Représentation et pratiques associées permettent de considérer le rapport au territoire des adolescents à travers l’appropriation cognitive qui en est faite et l’éventuel rapport affectif, en lien ou non avec des pratiques de ce territoire. Elles soulignent la construction par les adolescents d’une appropriation territoriale multiple, qui dépasse celle du territoire familial, intégrant le territoire du foyer, mais aussi des espaces tiers. Elles témoignent dans certains cas d’un réel ancrage, puisque le territoire peut être porteur d’identité. Cette enquête permet aussi d’appréhender l’exclusivité des lieux d’ancrage. La présence, dans certaines représentations, des deux territoires, celui du foyer et du domicile familial, témoigne d’un rapport dualisé au territoire, qu’il soit dû à une situation de birésidentialité effective ou affective.

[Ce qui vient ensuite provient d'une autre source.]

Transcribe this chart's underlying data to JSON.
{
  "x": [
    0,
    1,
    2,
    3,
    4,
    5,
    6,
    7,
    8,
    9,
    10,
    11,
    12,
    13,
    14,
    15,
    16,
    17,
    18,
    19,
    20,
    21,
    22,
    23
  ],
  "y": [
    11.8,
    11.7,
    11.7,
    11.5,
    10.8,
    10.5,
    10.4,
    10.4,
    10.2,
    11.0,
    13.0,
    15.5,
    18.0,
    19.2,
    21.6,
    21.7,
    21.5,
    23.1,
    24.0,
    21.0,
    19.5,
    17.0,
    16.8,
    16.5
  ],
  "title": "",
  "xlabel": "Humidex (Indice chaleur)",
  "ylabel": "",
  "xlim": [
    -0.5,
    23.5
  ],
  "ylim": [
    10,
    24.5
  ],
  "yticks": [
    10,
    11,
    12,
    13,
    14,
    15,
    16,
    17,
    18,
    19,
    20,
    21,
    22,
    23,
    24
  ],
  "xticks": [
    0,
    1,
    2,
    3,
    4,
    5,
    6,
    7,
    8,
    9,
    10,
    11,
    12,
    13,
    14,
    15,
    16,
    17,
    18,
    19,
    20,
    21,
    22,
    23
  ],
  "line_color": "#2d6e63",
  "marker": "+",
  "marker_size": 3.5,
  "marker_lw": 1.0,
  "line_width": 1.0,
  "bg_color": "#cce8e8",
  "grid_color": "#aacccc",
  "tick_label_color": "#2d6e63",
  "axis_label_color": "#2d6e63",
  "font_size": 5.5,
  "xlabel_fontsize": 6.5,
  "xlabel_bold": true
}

Les mobilités et ancrages des individus, même jeunes, peuvent se déployer dans un contexte qui n’est pas familial, notamment lorsqu’une prise en charge sociale repose sur le retrait d’un adolescent de sa famille ou de son milieu de vie. Selon les configurations familiales (présence d’un ou des deux parents, famille élargie, entourage ou isolement) et les situations résidentielles des individus, le rapport au territoire se construit de manière ambivalente. Quatre types d’appropriation territoriale ont ainsi été observés, selon que les adolescents font référence au territoire du domicile familial, au territoire du foyer, aux deux territoires ou à aucun d’entre eux. Ces appropriations ne s’expliquent que partiellement par les pratiques des adolescents et renvoient plutôt au rapport affectif et au sentiment d’appartenance. Le territoire du « chez-moi » ou de « l’habiter », dans le discours et les représentations des adolescents, peut ainsi ne pas être intégré au système résidentiel. La prise en compte des représentations spatiales permet de montrer que le rapport affectif au territoire se développe bien au-delà des espaces fréquentés au quotidien par les adolescents. Alors que les débats dans le domaine de la protection de l’enfance en France sont souvent centrés sur la proximité entre le domicile familial et le lieu de placement, même dans le cas de populations adolescentes, les territoires de référence des adolescents peuvent dépasser ce cadre. Qu’il s’agisse du territoire du domicile familial temporairement inaccessible, d’un territoire associé à des souvenirs heureux, ou d’un espace public investi par des pratiques domestiques, la référence à ces espaces montre la diversité de l’ancrage territorial des jeunes, bien au-delà des espaces de la famille et de la prise en charge sociale. Dépassant ces deux contextes, les espaces fréquentés et représentés par les adolescents révèlent l’existence d’autres lieux ressources et invitent à prendre en compte leur rôle dans l’acquisition de l’autonomie.